Ese trade, el último megatraspaso
de la NBA (por número de jugadores y equipos), fue el punto de inflexión de la
carrera de Superman. El inicio de su cuesta abajo.

Todo empezó en la temporada 2011-12.
Con la mala relación entre Howard y Stan Van Gundy siendo vox pópuli, los
rumores decían que el pívot había pedido el despido del entrenador para
continuar en los Orlando Magic. El propio Van Gundy se encargó de confirmarlo al
mundo a principios de abril. Se avecinaba un culebrón: Howard podía elegir ser
agente libre en el verano de 2012 o en el de 2013. En un intento de convencer a
DH (de aquella el mejor pívot de la NBA) para que se quedase, los de Florida
accedieron a sus peticiones y se cargaron al técnico al término de la campaña.
Un movimiento que les salió rana.

Howard se perdió las últimas
semanas de competición, Playoffs incluidos, por una lesión y posterior
operación de espalda. Aun así, su caché se mantuvo intacto: los Nets le querían,
los Rockets le querían y los Lakers le querían. No se convirtió en agente libre
ese mismo verano, pero fue más un gesto para que Orlando obtuviese algo a
cambio de él. Superman se quería ir y acabó en los Lakers.

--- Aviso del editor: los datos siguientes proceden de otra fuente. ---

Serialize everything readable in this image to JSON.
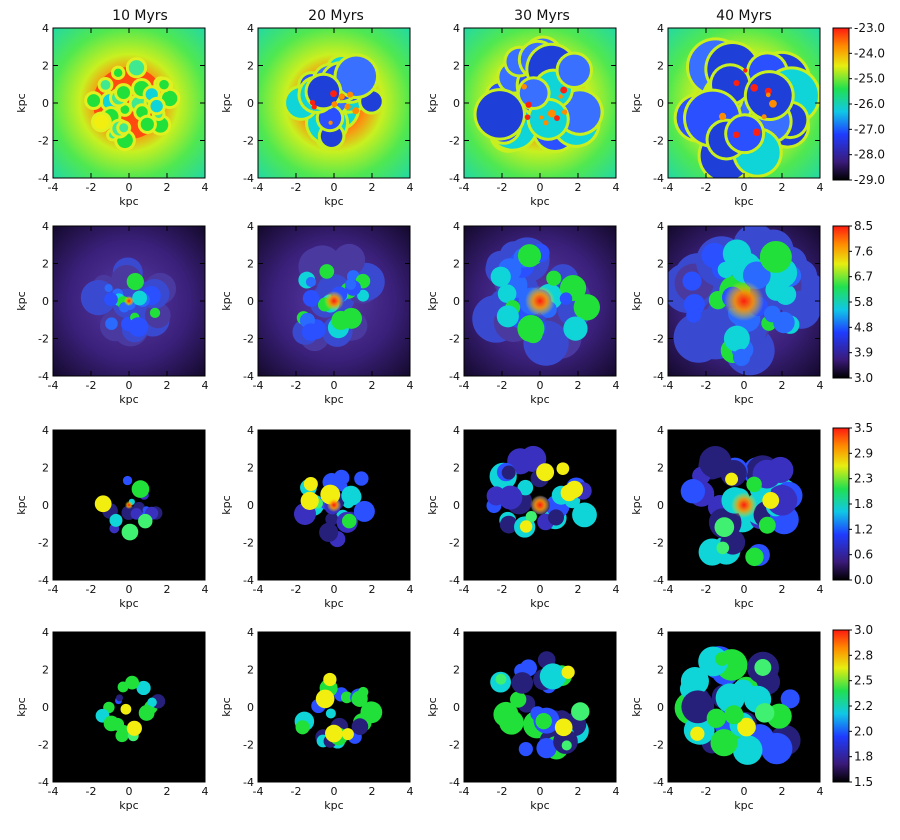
{
  "column_titles": [
    "10 Myrs",
    "20 Myrs",
    "30 Myrs",
    "40 Myrs"
  ],
  "axis": {
    "xlabel": "kpc",
    "ylabel": "kpc",
    "ticks": [
      "-4",
      "-2",
      "0",
      "2",
      "4"
    ]
  },
  "colorbars": [
    {
      "labels": [
        "-23.0",
        "-24.0",
        "-25.0",
        "-26.0",
        "-27.0",
        "-28.0",
        "-29.0"
      ]
    },
    {
      "labels": [
        "8.5",
        "7.6",
        "6.7",
        "5.8",
        "4.8",
        "3.9",
        "3.0"
      ]
    },
    {
      "labels": [
        "3.5",
        "2.9",
        "2.3",
        "1.8",
        "1.2",
        "0.6",
        "0.0"
      ]
    },
    {
      "labels": [
        "3.0",
        "2.8",
        "2.5",
        "2.2",
        "2.0",
        "1.8",
        "1.5"
      ]
    }
  ],
  "colors": {
    "red": "#ff2010",
    "orange": "#ff8c00",
    "yellow": "#f2ee10",
    "green": "#22e03a",
    "cyan": "#0fd4d8",
    "blue": "#2a50ff",
    "navy": "#26207a",
    "purple": "#4a2a8a",
    "black": "#000000"
  }
}
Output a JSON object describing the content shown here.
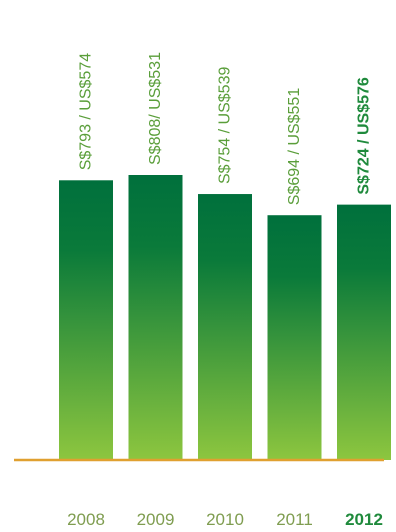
{
  "chart_data": {
    "type": "bar",
    "categories": [
      "2008",
      "2009",
      "2010",
      "2011",
      "2012"
    ],
    "value_labels": [
      "S$793 / US$574",
      "S$808/ US$531",
      "S$754 / US$539",
      "S$694 / US$551",
      "S$724 / US$576"
    ],
    "values": [
      793,
      808,
      754,
      694,
      724
    ],
    "highlight_index": 4,
    "title": "",
    "xlabel": "",
    "ylabel": "",
    "colors": {
      "bar_top": "#00703c",
      "bar_bottom": "#8dc63f",
      "baseline": "#e0a030",
      "label": "#5a9e3a",
      "highlight_label": "#1f8a3c",
      "axis_text": "#7f9d50"
    }
  }
}
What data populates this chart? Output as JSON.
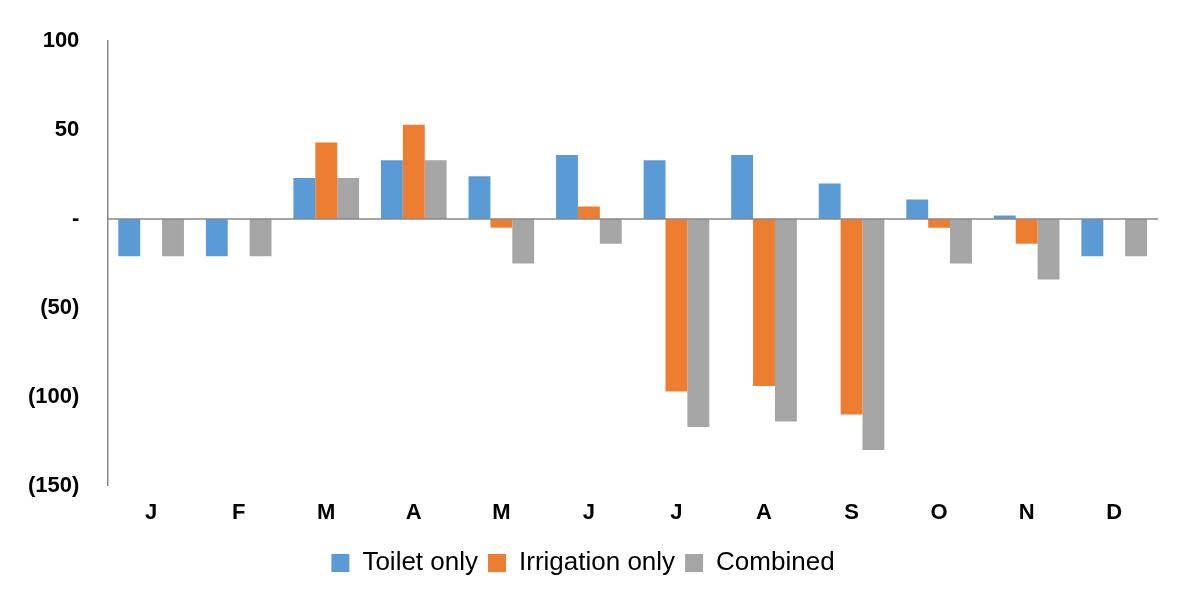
{
  "chart_data": {
    "type": "bar",
    "categories": [
      "J",
      "F",
      "M",
      "A",
      "M",
      "J",
      "J",
      "A",
      "S",
      "O",
      "N",
      "D"
    ],
    "series": [
      {
        "name": "Toilet only",
        "color": "#5b9bd5",
        "values": [
          -21,
          -21,
          23,
          33,
          24,
          36,
          33,
          36,
          20,
          11,
          2,
          -21
        ]
      },
      {
        "name": "Irrigation only",
        "color": "#ed7d31",
        "values": [
          0,
          0,
          43,
          53,
          -5,
          7,
          -97,
          -94,
          -110,
          -5,
          -14,
          0
        ]
      },
      {
        "name": "Combined",
        "color": "#a5a5a5",
        "values": [
          -21,
          -21,
          23,
          33,
          -25,
          -14,
          -117,
          -114,
          -130,
          -25,
          -34,
          -21
        ]
      }
    ],
    "ylim": [
      -150,
      100
    ],
    "yticks": [
      {
        "value": -150,
        "label": "(150)"
      },
      {
        "value": -100,
        "label": "(100)"
      },
      {
        "value": -50,
        "label": "(50)"
      },
      {
        "value": 0,
        "label": "-"
      },
      50,
      100
    ],
    "ref_lines": [
      {
        "axis": "y",
        "value": 0,
        "color": "#888888"
      }
    ],
    "grid": false,
    "legend": "bottom"
  }
}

Los de oro y púrpura confiaban en
que el año fuese lo suficientemente bueno como para que Howard firmase una
extensión con ellos. No fue así: los Lakers no carburaron y de no ser por los
milagros de Kobe Bryant ni siquiera hubieran entrado en Playoffs. Precisamente la
relación entre Superman y la Mamba no fue la mejor, por lo que nada hacía
indicar que el pívot fuese a seguir en Hollywood.

Howard terminó por irse a los
Rockets, un equipo que llevaba dos años maniobrando para seducirle económica y
deportivamente hablando. Dwight Howard y James Harden iban a formar una pareja llamada
a hacer grandes cosas, pero nunca llegó a haber química entre ellos. Una etapa
de tres temporadas que fueron de más a menos entre problemas físicos y poca
evolución en su juego.

En 2016, Superman cambió Houston
por su ciudad natal: Atlanta. Era el lugar ideal para relanzar su carrera, pero
sólo duró un año que fue bastante mediocre para él. Los Hawks habían pulsado el
botón de reconstrucción y en junio de 2017 le traspasaron a los Charlotte
Hornets. En Carolina del Norte sí que vio por momentos al jugador que dominó
las pinturas de la NBA durante un lustro. Por desgracia para él, los Hornets
también iban a empezar de cero.

Exactamente al cabo de un año de su
traspaso desde Atlanta a Charlotte, los Hornets decidieron enviarle a Brooklyn.
Cosas de la vida, casi seis años después, ha acabado en los Nets, uno de sus mayores
pretendientes en el pasado. Pero tiene pinta de ser un paso fugaz, ya que todo
hace indicar que negociará un buyout para ser agente libre. Será un nuevo
capítulo de la historia de la caída del no hace tanto mejor interior de la NBA.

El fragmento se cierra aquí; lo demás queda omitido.